In one 1988 interview, George said, “We’ve all gone through problems with businesses and different things, but they’ve all slowly been getting solved. We’re right on the point now, the best time we’ve ever been at in order to get all our past problems solved.

“Plus, the fact that we’ve spent a lot of time with meetings with Paul, having dinner, and just being friends because having not spent a lot of time with him, you have to get to re-know each other again, and we were just in the process of doing that and enjoying each others’ company and with Ringo.

“For some strange reason, he decided to superimpose some old business thing that was getting solved anyway onto the Hall of Fame. It was a shame he didn’t come, really.

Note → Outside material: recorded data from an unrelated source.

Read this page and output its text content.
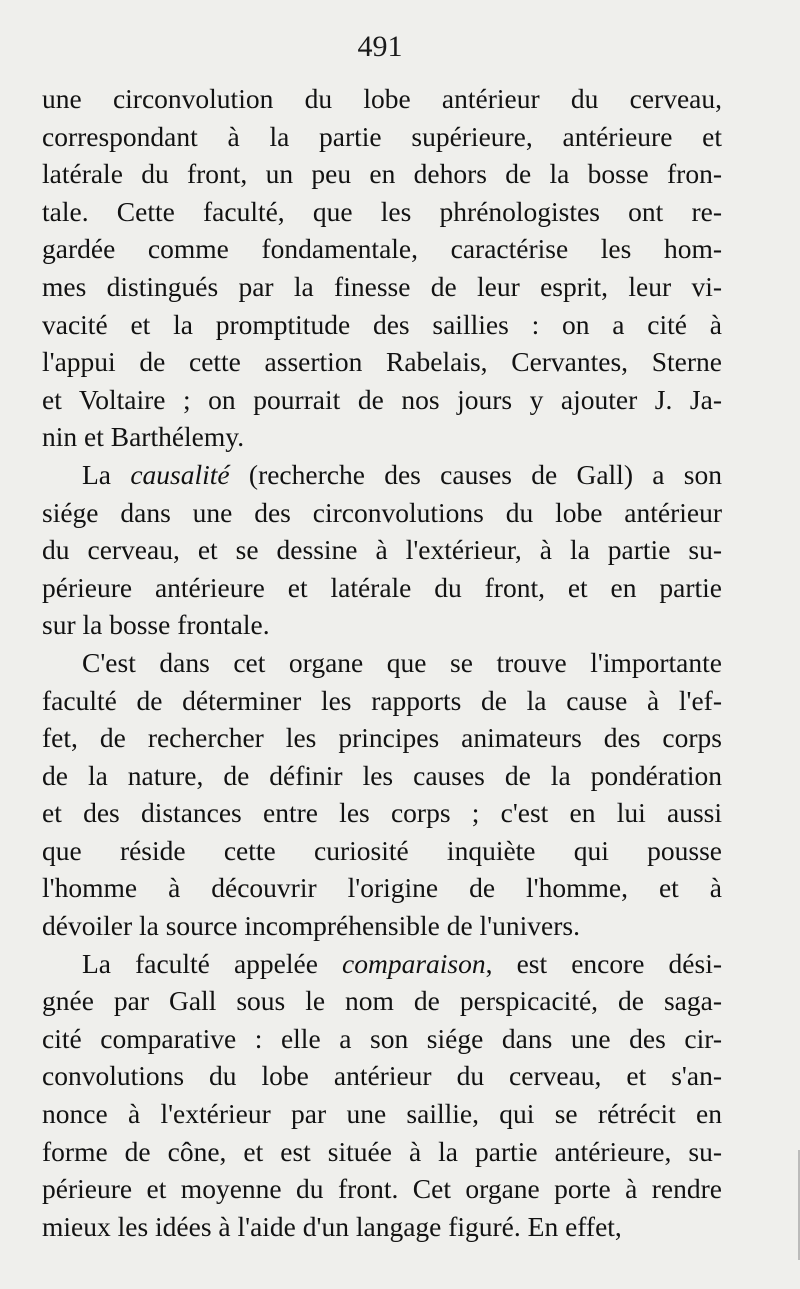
491
une circonvolution du lobe antérieur du cerveau,
correspondant à la partie supérieure, antérieure et
latérale du front, un peu en dehors de la bosse fron-
tale. Cette faculté, que les phrénologistes ont re-
gardée comme fondamentale, caractérise les hom-
mes distingués par la finesse de leur esprit, leur vi-
vacité et la promptitude des saillies : on a cité à
l'appui de cette assertion Rabelais, Cervantes, Sterne
et Voltaire ; on pourrait de nos jours y ajouter J. Ja-
nin et Barthélemy.
La causalité (recherche des causes de Gall) a son
siége dans une des circonvolutions du lobe antérieur
du cerveau, et se dessine à l'extérieur, à la partie su-
périeure antérieure et latérale du front, et en partie
sur la bosse frontale.
C'est dans cet organe que se trouve l'importante
faculté de déterminer les rapports de la cause à l'ef-
fet, de rechercher les principes animateurs des corps
de la nature, de définir les causes de la pondération
et des distances entre les corps ; c'est en lui aussi
que réside cette curiosité inquiète qui pousse
l'homme à découvrir l'origine de l'homme, et à
dévoiler la source incompréhensible de l'univers.
La faculté appelée comparaison, est encore dési-
gnée par Gall sous le nom de perspicacité, de saga-
cité comparative : elle a son siége dans une des cir-
convolutions du lobe antérieur du cerveau, et s'an-
nonce à l'extérieur par une saillie, qui se rétrécit en
forme de cône, et est située à la partie antérieure, su-
périeure et moyenne du front. Cet organe porte à rendre
mieux les idées à l'aide d'un langage figuré. En effet,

“We had a deal together that The Beatles were us four. If any one of that four wasn’t in the band, The Beatles wouldn’t exist. It can’t really exist with the three of us, but at the same time, we could all be on a stage together. I suppose like we could have done at the Hall of Fame if Paul had been there.”

Eventually, George, Paul, and Ringo came together to record two new Beatles songs, “Free As A Bird” and “Real Love,” with John’s old demos. So, George and Paul must have repaired some of their relationship.

If George, of all Beatles, was willing to come together that meant something. He’d come to terms with everything and didn’t hold onto his past like Paul.